In three other homes across Israel, there were similarly tragic scenes. 

Iris Eden, the widow of Moshe Feder, 68, was experiencing an unimaginable deja vu. An anti-tank missile hit his car near Sderot on Sunday. Her first husband, an Israeli Air Force pilot, died in a helicopter disaster in 1997. 

There was also an eerie sense of history repeating itself at the shiva for Pinchas Menachem Prezuazman, 21, who was killed running for cover in Ashdod. His mother lost her brother in a 2002 bus bombing in Meron. 

Ziad Alhamamda, 47, was working in an Ashkelon factory, and his death plunged the Bedouin-Arab community into mourning. 

President Reuven Rivlin spent the week paying shiva calls, and stressing that terror targets all Israelis indiscriminately, Jews and Arabs of every religious and political outlook. 

“Terror strikes us all without discrimination and without mercy and we will never surrender to it,” he said at the home of Alhamamda in the Bedouin town of Shaqib al-Salam. 

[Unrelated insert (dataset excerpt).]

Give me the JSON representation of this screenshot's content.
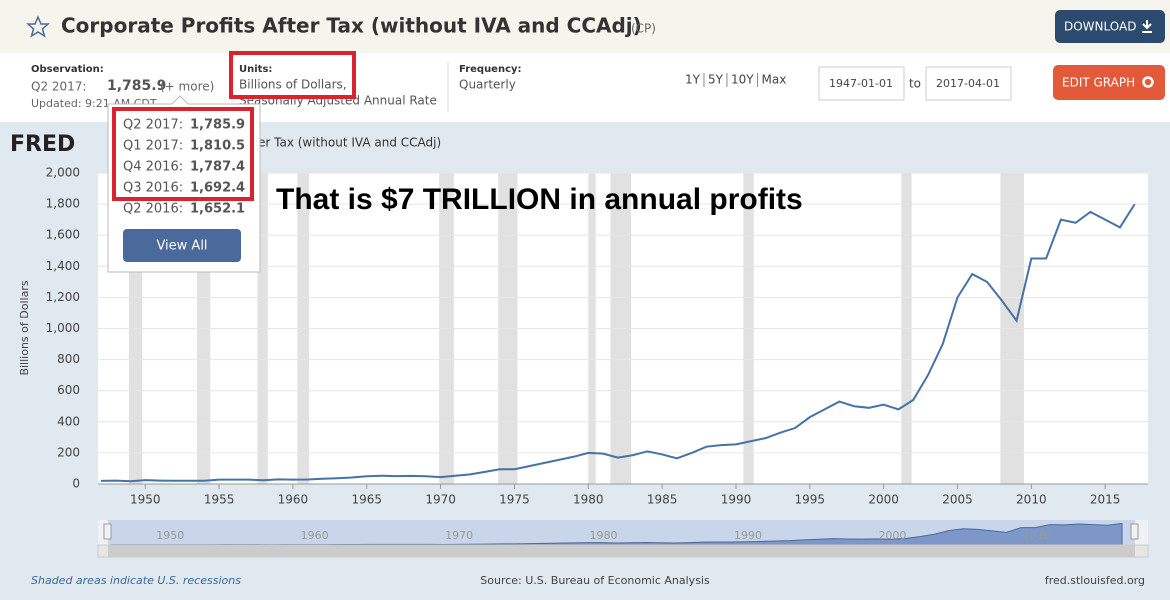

He said: “I do everything I can to visit all Israelis who are in such terrible grief from terrorist attacks. We, the tribes of Israel, are together in good times and bad, in hope and in difficulty, regardless of which tribe we are from.”

Moments before I sat with Agadi’s family, I stood at the spot where he died. His was the first Israeli death of the clashes – and it was strange to see such a significant site still and silent, apart from two workmen boarding up a window. 

The scene gave an indication of the force with which the lethal shrapnel fell. There was rubble on the ground, and collapsed concrete. It was a terrifying and lonely end for Agadi, a 58-year-old father-of-four who was known as sociable and caring. His sister Cheli Mualem said: “He was always smiling and always bringing joy to others, and many people have come to the shiva and told us of charitable donations he made quietly.”

As well as four bereaved families, there are more than 100 families in Israel helping loved ones to deal with new injuries as a result of the rocket fire – in eight cases with serious injuries. Many residents of the south have enlisted help for shock or trauma. 

What unites all the families coping with loss, trauma and injury is their sense of bewilderment, and attempts to make sense of what happened to them. In Jerusalem, at the funeral of Prezuazman, his father Haim Dov said he had been “privileged” to bring him up and added: “I don’t understand why this is happening, but I am sure that you have fulfilled your purpose on this earth.”